Among the 31 referrals raised by the geneticist alone and missed by the ophthalmologist were two children with Down syndrome. They were both not following any formal or comprehensive genetic surveillance. Among some of the cases with predominant/obvious “ophthalmic” handles that were raised for referral only by the geneticist were the following: two cases of congenital cataract; one case of congenital squint associated with short stature, clinodactyly, and hydrocephalus; one case of bilateral optic nerve atrophy associated with cognitive delay and behavioral issues; one child with congenital cone–rod dystrophy and nystagmus; and one case of clinically diagnosed oculocutaneous albinism.

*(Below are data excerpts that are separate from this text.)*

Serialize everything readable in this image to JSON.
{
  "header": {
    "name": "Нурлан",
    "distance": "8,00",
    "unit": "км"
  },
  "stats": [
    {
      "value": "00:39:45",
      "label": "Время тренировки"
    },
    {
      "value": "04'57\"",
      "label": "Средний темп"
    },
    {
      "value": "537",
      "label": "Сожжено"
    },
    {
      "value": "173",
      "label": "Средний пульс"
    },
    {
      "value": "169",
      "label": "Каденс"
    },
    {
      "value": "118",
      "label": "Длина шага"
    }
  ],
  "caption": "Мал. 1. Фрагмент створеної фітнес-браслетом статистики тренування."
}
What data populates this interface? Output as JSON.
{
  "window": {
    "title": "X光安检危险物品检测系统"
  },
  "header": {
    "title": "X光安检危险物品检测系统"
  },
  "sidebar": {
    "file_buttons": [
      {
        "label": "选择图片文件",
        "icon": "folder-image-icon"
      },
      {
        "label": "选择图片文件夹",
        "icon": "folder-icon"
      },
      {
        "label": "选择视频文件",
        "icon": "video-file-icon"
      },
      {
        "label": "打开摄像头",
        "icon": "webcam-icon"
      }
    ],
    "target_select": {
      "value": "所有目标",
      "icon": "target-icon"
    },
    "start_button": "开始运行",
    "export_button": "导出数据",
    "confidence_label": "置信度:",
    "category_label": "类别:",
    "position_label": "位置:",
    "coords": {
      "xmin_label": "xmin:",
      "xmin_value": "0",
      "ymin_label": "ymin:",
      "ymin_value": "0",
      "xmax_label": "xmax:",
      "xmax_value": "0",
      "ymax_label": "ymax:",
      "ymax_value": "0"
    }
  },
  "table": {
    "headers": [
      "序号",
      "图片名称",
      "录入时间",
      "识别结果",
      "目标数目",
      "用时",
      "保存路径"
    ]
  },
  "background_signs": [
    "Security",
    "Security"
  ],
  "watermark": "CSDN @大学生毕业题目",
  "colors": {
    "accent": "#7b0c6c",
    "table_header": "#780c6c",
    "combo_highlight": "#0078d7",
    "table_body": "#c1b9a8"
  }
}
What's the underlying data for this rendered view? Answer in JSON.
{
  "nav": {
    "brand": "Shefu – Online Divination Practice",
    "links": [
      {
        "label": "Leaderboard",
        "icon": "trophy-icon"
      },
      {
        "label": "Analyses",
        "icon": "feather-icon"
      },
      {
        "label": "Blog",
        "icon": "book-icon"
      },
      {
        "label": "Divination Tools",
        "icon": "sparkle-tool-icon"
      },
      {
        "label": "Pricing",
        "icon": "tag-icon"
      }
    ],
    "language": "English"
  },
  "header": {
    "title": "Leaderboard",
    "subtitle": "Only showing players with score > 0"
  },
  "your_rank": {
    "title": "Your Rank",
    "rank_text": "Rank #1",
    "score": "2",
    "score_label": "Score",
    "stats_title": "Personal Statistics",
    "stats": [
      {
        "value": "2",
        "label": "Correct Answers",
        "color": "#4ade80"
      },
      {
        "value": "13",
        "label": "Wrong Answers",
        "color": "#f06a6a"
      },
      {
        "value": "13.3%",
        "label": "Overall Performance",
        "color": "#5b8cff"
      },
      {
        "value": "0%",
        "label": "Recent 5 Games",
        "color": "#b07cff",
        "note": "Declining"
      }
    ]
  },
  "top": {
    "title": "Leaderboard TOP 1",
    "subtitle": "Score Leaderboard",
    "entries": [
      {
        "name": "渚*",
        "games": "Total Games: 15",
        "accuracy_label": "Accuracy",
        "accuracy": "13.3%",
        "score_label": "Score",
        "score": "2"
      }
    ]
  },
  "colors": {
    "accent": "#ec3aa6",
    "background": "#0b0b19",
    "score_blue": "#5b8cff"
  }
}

(2a) On tracing back the patients marked for RTG, 23 months later, 41 of these could be contacted, of which only one family had met the local geneticist. The family that met the geneticist had their previous child (proband) suffering from retinitis pigmentosa and was concerned about the risk of recurrence of the same in their ongoing pregnancy. The reasons stated by the remaining 40 for not meeting the geneticist included (i) Covid-related restrictions and financial constraints (24 patients), (ii) not being aware of the utility of the test (nine patients), and (iii) accessibility to a geneticist (seven patients).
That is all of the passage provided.